В заключение скажу несколько слов по поводу вреда от этой сессии. Было объявлено, что вся медицина должна опираться на павловское учение, так же как педагогика и биология. Широкое распространение получил метод лечения сном. Во что обошлось лечение сном взрослых, мы не знаем. Но лечение сном детей обошлось слишком дорого. Сон считали эффективной формой терапии. Пичкали детей люминалом и превращали их в олигофренов. Кто сейчас прибегает к павловскому пониманию природы сна? Практика имела самые отрицательные последствия для медицины. Барбитураты давали детям с первых недель жизни.

В дни Павловской сессии представители школы Ленинградского университета (Битюков, Голиков и я), поскольку школу хотели переключить на павловские рельсы, решили пойти к Т.Д.Лысенко, который в то время фактически возглавлял биологическую науку. Мы решили убедить Лысенко оказать противодействие уничтожению целого научного направления – школы Введенского – Ухтомского. Добиться свидания с ним было нелегко. Но, когда мы пришли к Лысенко, нас поразила его фраза: "Что же вам от меня надо? Вас много, а я один". Это говорило об его вере в собственную непогрешимость. Когда мы ему изложили свою просьбу, он сказал: "Вы занимаетесь ерундой, вся физиология должна перейти на павловские рельсы, все животноводство. Всех коров, свиней надо кормить по звонку, по лампочке, чтобы они знали, что делать; тогда мы решим проблему животноводства". Это показывало убогость его взглядов, с одной стороны, а с другой – понимание важности воспитания автоматов. Тем не менее, многие годы в животноводстве применялись "павловские" методы. Это была нелепость, невежество.
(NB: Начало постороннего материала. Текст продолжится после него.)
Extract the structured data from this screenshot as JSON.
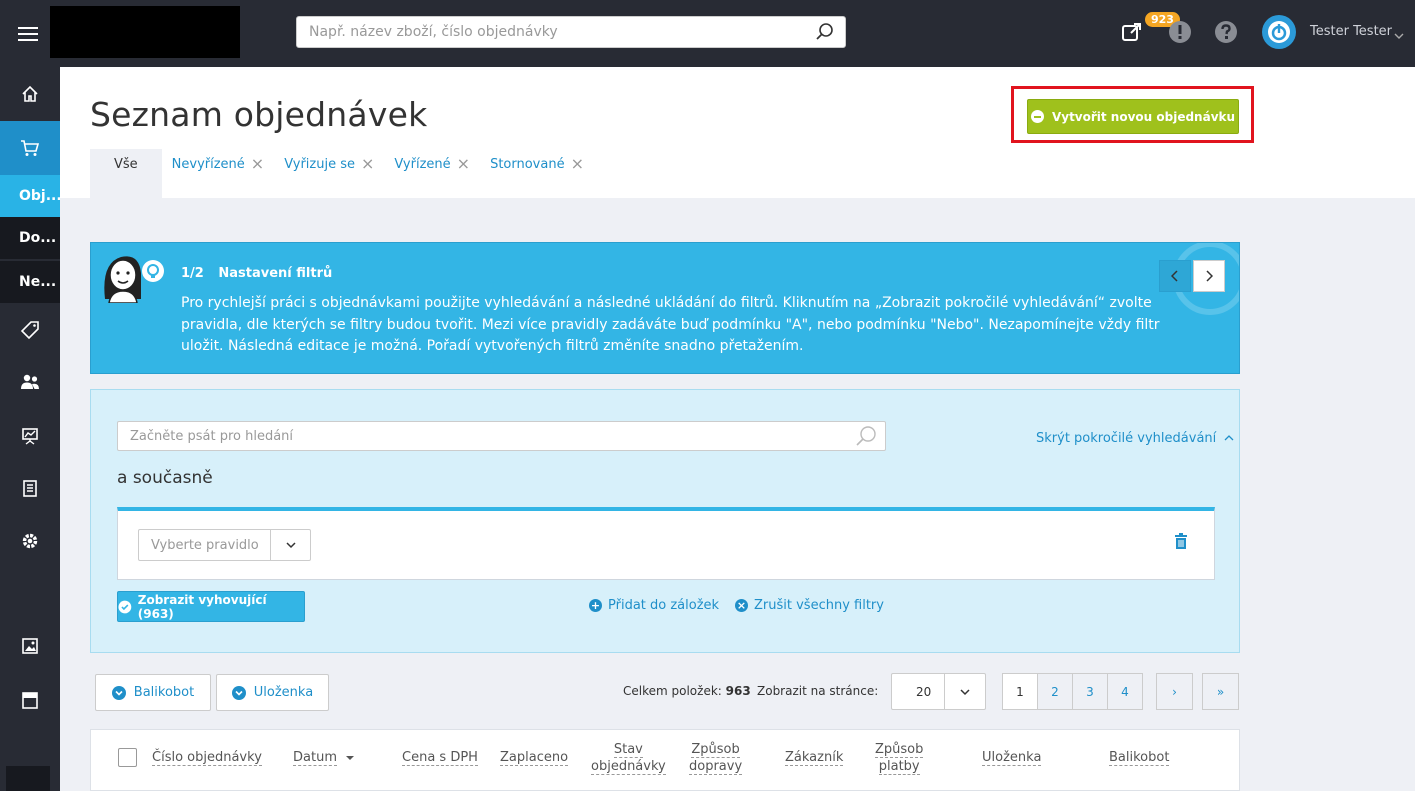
{
  "topbar": {
    "search_placeholder": "Např. název zboží, číslo objednávky",
    "notification_count": "923",
    "user_name": "Tester Tester"
  },
  "sidebar": {
    "items": [
      {
        "icon": "home-icon"
      },
      {
        "icon": "cart-icon",
        "active": true
      },
      {
        "icon": "tag-icon"
      },
      {
        "icon": "users-icon"
      },
      {
        "icon": "presentation-icon"
      },
      {
        "icon": "document-icon"
      },
      {
        "icon": "gear-icon"
      },
      {
        "icon": "image-icon"
      },
      {
        "icon": "store-icon"
      }
    ],
    "sub_items": [
      "Obj...",
      "Do...",
      "Ne..."
    ]
  },
  "header": {
    "title": "Seznam objednávek",
    "create_button": "Vytvořit novou objednávku",
    "tabs": [
      {
        "label": "Vše",
        "active": true
      },
      {
        "label": "Nevyřízené"
      },
      {
        "label": "Vyřizuje se"
      },
      {
        "label": "Vyřízené"
      },
      {
        "label": "Stornované"
      }
    ]
  },
  "banner": {
    "step": "1/2",
    "title": "Nastavení filtrů",
    "text": "Pro rychlejší práci s objednávkami použijte vyhledávání a následné ukládání do filtrů. Kliknutím na „Zobrazit pokročilé vyhledávání“ zvolte pravidla, dle kterých se filtry budou tvořit. Mezi více pravidly zadáváte buď podmínku \"A\", nebo podmínku \"Nebo\". Nezapomínejte vždy filtr uložit. Následná editace je možná. Pořadí vytvořených filtrů změníte snadno přetažením."
  },
  "filter": {
    "search_placeholder": "Začněte psát pro hledání",
    "advanced_toggle": "Skrýt pokročilé vyhledávání",
    "and_label": "a současně",
    "rule_placeholder": "Vyberte pravidlo",
    "show_button": "Zobrazit vyhovující (963)",
    "add_bookmark": "Přidat do záložek",
    "clear_filters": "Zrušit všechny filtry"
  },
  "toolbar": {
    "balikobot": "Balikobot",
    "ulozenka": "Uloženka",
    "total_label": "Celkem položek:",
    "total_value": "963",
    "per_page_label": "Zobrazit na stránce:",
    "per_page_value": "20",
    "pages": [
      "1",
      "2",
      "3",
      "4"
    ],
    "next": "›",
    "last": "»"
  },
  "table": {
    "columns": [
      [
        "Číslo objednávky"
      ],
      [
        "Datum"
      ],
      [
        "Cena s DPH"
      ],
      [
        "Zaplaceno"
      ],
      [
        "Stav",
        "objednávky"
      ],
      [
        "Způsob",
        "dopravy"
      ],
      [
        "Zákazník"
      ],
      [
        "Způsob",
        "platby"
      ],
      [
        "Uloženka"
      ],
      [
        "Balikobot"
      ]
    ]
  },
  "colors": {
    "accent": "#1f8fc9",
    "banner": "#33b5e5",
    "create_button": "#9fc11c",
    "highlight_frame": "#e1141e",
    "badge": "#f5a623"
  }
}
Анохин, формально якобы пострадавший после сессии, присвоил себе понятие Ухтомского о функциональной системе. Но ничего общего с системными принципами это понятие Анохина не имело. Сам Ухтомский называл Анохина разбойником, ушкуйником с большой дороги. Будучи вхож в ЦК, Анохин добился создания программы по физиологии для медвузов, в которой главным была не физиология, а изучение так называемых функциональных систем. Это имело трагические последствия для нашей медицины, для подготовки врачей. Врач, не знающий физиологии, – не врач. Эта программа до сих пор фактически не отменена.

После сессии, в 1953 году, когда началось "дело врачей", я и моя жена целый год были без работы, находясь в крайне бедственном положении. Однажды ко мне явился Бирюков и сказал: "Вот, Илья, если ты напишешь критическую разгромную статью об Орбели или об Анохине, то твою лабораторию восстановят, я уже обо всем договорился". Моя жена сказала: "Дмитрий, чтобы больше твоей ноги не было в нашем доме". Тогда Бирюков показал нам список лиц, физиологов, работы которых не рекомендовалось цитировать не только у нас в стране, но и в странах народной демократии. Моя фамилия была одной из первых.

 

Источник: М.А.Аршавский. О сессии "двух Академий"
// Репрессированная наука. Выпуск 2. СПб.: Наука, 1994, с.239-242.